J’ai été extrêmement choqué car il ne s’agit pas que de l’accent et des gestuelles dont l’humoriste s’est moqué mais également de la nature supposée des «hommes noirs» : son personnage est gentil mais avec des sautes de violence. Quand il ne comprend pas, il donne des coups de tête, un peu comme un animal: il fanfaronne beaucoup mais quand il s’agit de travailler dur il préfère arrêter, et il ne comprend rien aux femmes et c’est son côté bestial qui s’exprime là aussi. Si une femme se penche, il arrive ce que «Kahlouch» sait le mieux faire…
Si le sketch m’a donné la nausée, les applaudissements du public et les encouragements du jury qui en rajoutent encore plus en tentant de mimer l’accent dit africain m’ont profondément interpellé. Il est clair que la société marocaine a construit depuis des siècles des stéréotypes racistes sur les personnes de couleurs et que ceux-ci ont été renforcés par la colonisation qui a établi une nouvelle hiérarchie raciale dans laquelle les «Marocains» étaient des «indigènes». Depuis l’indépendance nous n’avons ni réfléchi sur ce racisme ancestral qui a à voir avec l’esclavagisme, ni sur notre appartenance africaine.

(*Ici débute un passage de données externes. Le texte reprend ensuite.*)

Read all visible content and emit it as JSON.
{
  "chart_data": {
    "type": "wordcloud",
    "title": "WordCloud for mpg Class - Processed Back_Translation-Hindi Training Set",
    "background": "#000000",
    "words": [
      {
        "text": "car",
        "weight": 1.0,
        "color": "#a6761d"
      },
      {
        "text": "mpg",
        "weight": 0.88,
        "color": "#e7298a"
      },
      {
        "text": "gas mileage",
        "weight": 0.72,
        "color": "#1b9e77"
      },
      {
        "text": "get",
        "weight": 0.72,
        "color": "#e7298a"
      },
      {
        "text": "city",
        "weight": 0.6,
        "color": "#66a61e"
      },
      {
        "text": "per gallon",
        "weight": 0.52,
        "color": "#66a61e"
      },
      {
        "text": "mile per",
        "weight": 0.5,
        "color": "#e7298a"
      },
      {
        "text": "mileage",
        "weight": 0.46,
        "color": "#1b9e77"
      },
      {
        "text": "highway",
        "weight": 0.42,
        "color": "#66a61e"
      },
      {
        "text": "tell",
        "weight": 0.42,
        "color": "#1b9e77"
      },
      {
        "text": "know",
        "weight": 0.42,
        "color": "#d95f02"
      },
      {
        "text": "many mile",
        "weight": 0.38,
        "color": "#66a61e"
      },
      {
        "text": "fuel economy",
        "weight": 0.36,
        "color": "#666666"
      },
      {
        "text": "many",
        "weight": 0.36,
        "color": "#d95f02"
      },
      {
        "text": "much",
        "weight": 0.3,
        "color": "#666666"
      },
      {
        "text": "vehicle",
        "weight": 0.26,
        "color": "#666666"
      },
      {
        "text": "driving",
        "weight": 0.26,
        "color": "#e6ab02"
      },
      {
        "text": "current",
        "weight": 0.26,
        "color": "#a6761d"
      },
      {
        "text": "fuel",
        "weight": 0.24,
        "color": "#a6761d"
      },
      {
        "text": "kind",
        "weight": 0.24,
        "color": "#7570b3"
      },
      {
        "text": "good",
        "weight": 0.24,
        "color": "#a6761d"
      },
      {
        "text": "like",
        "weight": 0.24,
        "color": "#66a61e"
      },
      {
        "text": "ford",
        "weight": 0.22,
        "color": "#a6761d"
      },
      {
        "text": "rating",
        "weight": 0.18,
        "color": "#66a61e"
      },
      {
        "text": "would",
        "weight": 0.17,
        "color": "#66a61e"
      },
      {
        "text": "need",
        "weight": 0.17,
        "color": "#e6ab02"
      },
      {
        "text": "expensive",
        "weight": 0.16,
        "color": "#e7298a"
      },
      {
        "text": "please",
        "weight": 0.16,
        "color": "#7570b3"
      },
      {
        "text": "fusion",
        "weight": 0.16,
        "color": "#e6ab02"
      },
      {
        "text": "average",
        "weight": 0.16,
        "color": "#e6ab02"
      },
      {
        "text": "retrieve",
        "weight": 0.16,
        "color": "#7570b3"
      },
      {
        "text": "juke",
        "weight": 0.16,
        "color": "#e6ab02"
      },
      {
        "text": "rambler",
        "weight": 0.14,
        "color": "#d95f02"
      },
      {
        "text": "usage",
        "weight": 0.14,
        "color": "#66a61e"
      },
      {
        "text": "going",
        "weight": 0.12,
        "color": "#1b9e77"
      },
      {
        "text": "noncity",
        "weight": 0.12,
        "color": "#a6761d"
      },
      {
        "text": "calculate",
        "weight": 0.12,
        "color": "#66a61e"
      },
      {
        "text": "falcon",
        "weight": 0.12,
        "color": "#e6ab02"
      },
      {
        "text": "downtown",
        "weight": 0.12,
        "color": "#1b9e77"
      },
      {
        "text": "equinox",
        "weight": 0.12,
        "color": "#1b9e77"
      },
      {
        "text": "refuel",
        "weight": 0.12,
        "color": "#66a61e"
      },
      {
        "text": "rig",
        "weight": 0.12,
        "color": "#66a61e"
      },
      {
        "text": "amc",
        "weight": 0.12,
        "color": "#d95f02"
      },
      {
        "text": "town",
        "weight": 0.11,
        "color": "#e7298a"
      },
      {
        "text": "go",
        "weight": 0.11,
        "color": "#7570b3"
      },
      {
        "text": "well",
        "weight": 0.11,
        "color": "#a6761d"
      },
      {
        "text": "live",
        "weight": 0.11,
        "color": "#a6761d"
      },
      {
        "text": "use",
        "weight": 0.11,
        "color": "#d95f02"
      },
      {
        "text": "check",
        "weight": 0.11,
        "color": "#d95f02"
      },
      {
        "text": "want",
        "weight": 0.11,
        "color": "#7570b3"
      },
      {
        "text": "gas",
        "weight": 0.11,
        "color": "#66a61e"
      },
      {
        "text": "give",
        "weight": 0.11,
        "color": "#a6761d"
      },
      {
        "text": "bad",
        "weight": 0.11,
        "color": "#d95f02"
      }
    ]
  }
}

Mais dans la société, un africain est forcément un «noir» avec un accent risible. Se déclenche alors un imaginaire qui le renvoie peu ou prou au monde sauvage. Ce sketch non seulement réactive l’ancienne négrophobie mais aussi les démons coloniaux qui font que dans l’échelle mondiale, nous pensons être plus civilisés que les Africains et que, quelque part, nous ressemblons aux Européens. L’humoriste marocain qui a joué ce mauvais tour est un Marocain noir… Pour ce sketch il a été un bouffon, c’est à dire la personne dont on aime se moquer en projetant tout ce qu’on a de mauvais en soi, ce qui nous rassure et nous donne l’impression d’être supérieur.»

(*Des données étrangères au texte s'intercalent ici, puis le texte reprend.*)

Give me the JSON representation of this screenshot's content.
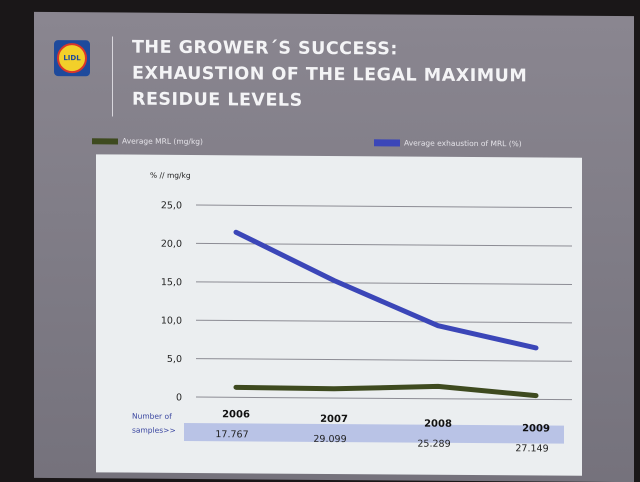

Ce que M. Alioua dit pourrait être pertinent dans une société arriérée et étroite d’esprit. Seulement, on parle ici d’humour. On parle d’un marocain noir qui parle arabe dans la vraie vie et qui, dans un sketch, imite l’accent africain. On parle d’un peuple marocain qui ne se focalise pas sur un passé « raciste » et qui sait plaisanter. On parle d’un Maroc en pleine évolution qui accepte de rire des petites différences entre les individus sans se sentir heurté.
Quel est le problème? Vise-t-il les minorités? A-t-il pour intention de blesser un quiconque africain sur cette Terre? NON.
Le sketch était très réussi. Le gars imitait à la perfection les habitants des différentes régions marocaines. Se basant sur les « préjugés », certes, mais pour faire rire son public et non pas pour se moquer et faire du mal. La liberté, l’ouverture d’esprit, et la foi en l’humain et sa capacité à ne pas faire preuve de susceptibilité à tout va, ce sont des valeurs qu’il faut encore inculquer à certaines personnes au Maroc. C’est facile de voir le mal et la méchanceté partout. C’est facile de critiquer. Ce qui est difficile c’est d’accepter qu’on ne pense pas tous de la même manière et qu’il faut accepter qu’un sketch puisse faire rire une majorité, tandis que certains, qui ont une vision ancestrale du monde et cherchent à créer la polémique, préfèrent émettre des jugements à tout va. Dans le sketch, il n’y avait aucune attaque contre autrui, il n’y avait que de l’humour et une vraie générosité artistique chez « kahlouch ».